Ci voleva un grande saggio come Sir Ian McKellen, uno dei massimi attori shakesperiani viventi (esordì tredicenne nel ruolo di Malvolio ne La dodicesima notte) per conquistare i giornalisti in un’accalorata conferenza stampa alla Festa del Cinema di Roma dove ha presentato il documentario su di lui Playing the Part di Joe Stevenson.
“Per un ragazzo o un uomo gay dichiarare la propria omosessualità è la cosa migliore che possa fare – ha detto l’attore 78enne – perché così si smette di mentire, si diventa persino più attraenti, si ha più fiducia in sé stessi e tutto migliora. Io l’ho fatto tardi, a quarantanove anni, ma era anche un’epoca diversa e so che non è facile per tutti. Molti hanno paura di ferire i propri genitori, altri di perdere il lavoro, ma bisogna avere coraggio anche perché posso confermare che da quando l’ho detto, la mia carriera è decollata. Cari attori gay, ditelo e non abbiate paura. Dopo starete solo meglio. Non fate come Kevin Spacey, che lo ha detto in un momento inopportuno. Pensate ad avere una carriera e a costruirla per bene, non ad essere delle star”.
L’immenso Gandalf de Il Signore degli Anelli non dimostra certo gli anni anagrafici che ha e non ha avuto problemi a soffermarsi su alcuni aspetti della sua vita personale: “Non ho mai pensato di avere figli perché sono un po’ egoista. Ho sempre ritenuto che essere gay fosse la cosa migliore per non averli. Fino a quando avevo 29 anni, nel mio Paese era addirittura illegale baciarsi tra due uomini, figuriamoci pensare ad avere dei figli. Fare film è la cosa più bella del mondo, e vale più della vita stessa, a cosa mi serve essere padre? Oggi le cose sono finalmente cambiate, ma io non sento questa necessità pur rispettando chi decide di farlo. Preferisco recitare, un percorso che è stato comunque influenzato da questo mio coming out: prima pensavo che recitare significasse mascherarsi, invece vuol dire rivelare, non nascondere”.
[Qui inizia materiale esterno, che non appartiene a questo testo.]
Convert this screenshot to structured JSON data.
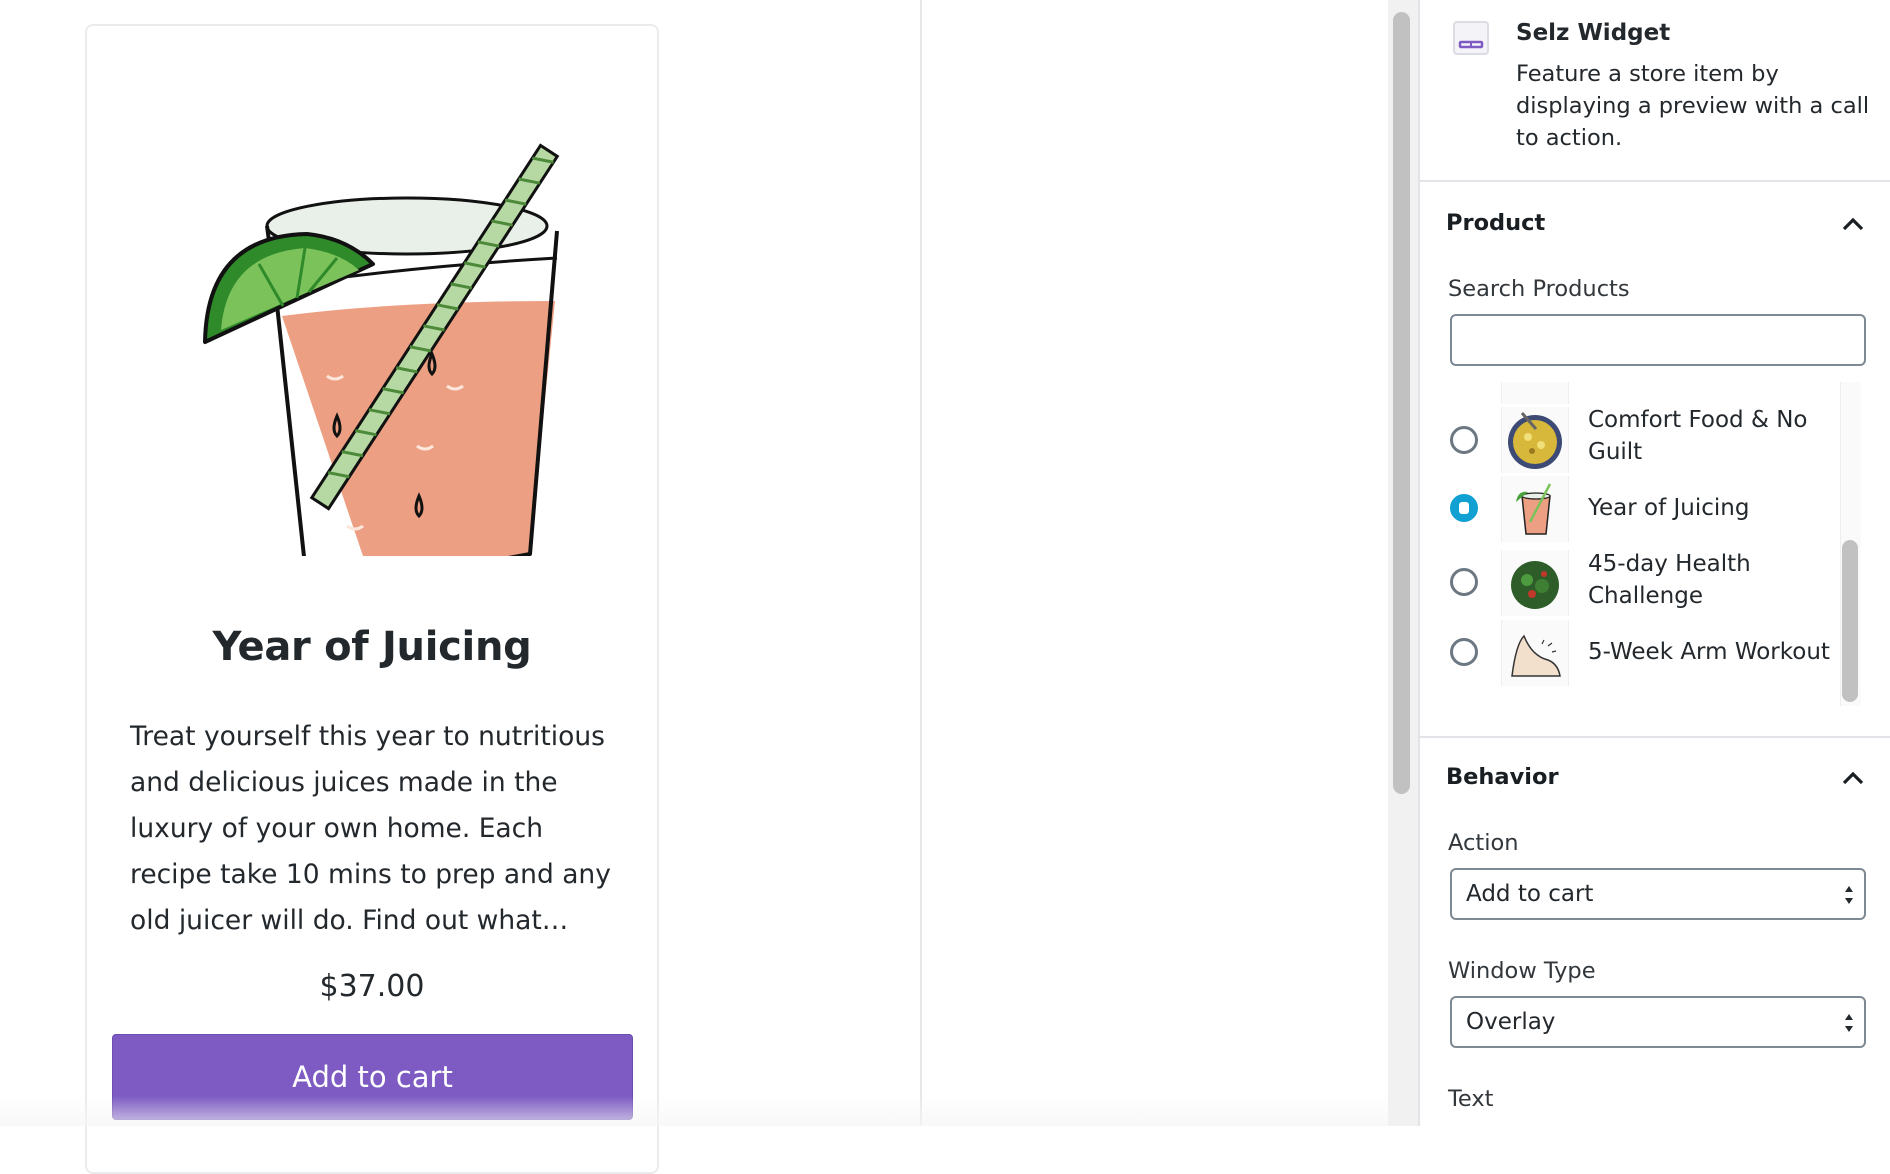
{
  "product_card": {
    "title": "Year of Juicing",
    "description": "Treat yourself this year to nutritious and delicious juices made in the luxury of your own home. Each recipe take 10 mins to prep and any old juicer will do. Find out what…",
    "price": "$37.00",
    "button_label": "Add to cart",
    "illustration": "juice-glass-with-lime-and-straw",
    "button_color": "#7d5bc3"
  },
  "sidebar": {
    "block": {
      "title": "Selz Widget",
      "description": "Feature a store item by displaying a preview with a call to action.",
      "icon": "widget-icon"
    },
    "product_panel": {
      "title": "Product",
      "expanded": true,
      "search_label": "Search Products",
      "search_value": "",
      "items": [
        {
          "label": "Comfort Food & No Guilt",
          "selected": false,
          "thumb": "bowl-thumbnail"
        },
        {
          "label": "Year of Juicing",
          "selected": true,
          "thumb": "juice-thumbnail"
        },
        {
          "label": "45-day Health Challenge",
          "selected": false,
          "thumb": "salad-thumbnail"
        },
        {
          "label": "5-Week Arm Workout",
          "selected": false,
          "thumb": "arm-thumbnail"
        }
      ]
    },
    "behavior_panel": {
      "title": "Behavior",
      "expanded": true,
      "action_label": "Action",
      "action_value": "Add to cart",
      "window_type_label": "Window Type",
      "window_type_value": "Overlay",
      "text_label": "Text"
    }
  },
  "colors": {
    "accent": "#7d5bc3",
    "radio_selected": "#11a0d2"
  }
}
McKellen ha anche raccontato gustosi aneddoti quali la partecipazione a un provino per Barbarella che non andò bene ma fu consolato con uova al bacon cucinate da Jane Fonda e un altro come bandito siciliano, anche lì scartato: “Ero evidentemente troppo inglese”. Si è illuminato poi al ricordo di un incontro memorabile, quando conobbe Eduardo De Filippo grazie a Giorgio Strehler: “Un uomo che porterò sempre nel cuore, avrei voluto recitare nella sua Compagnia”.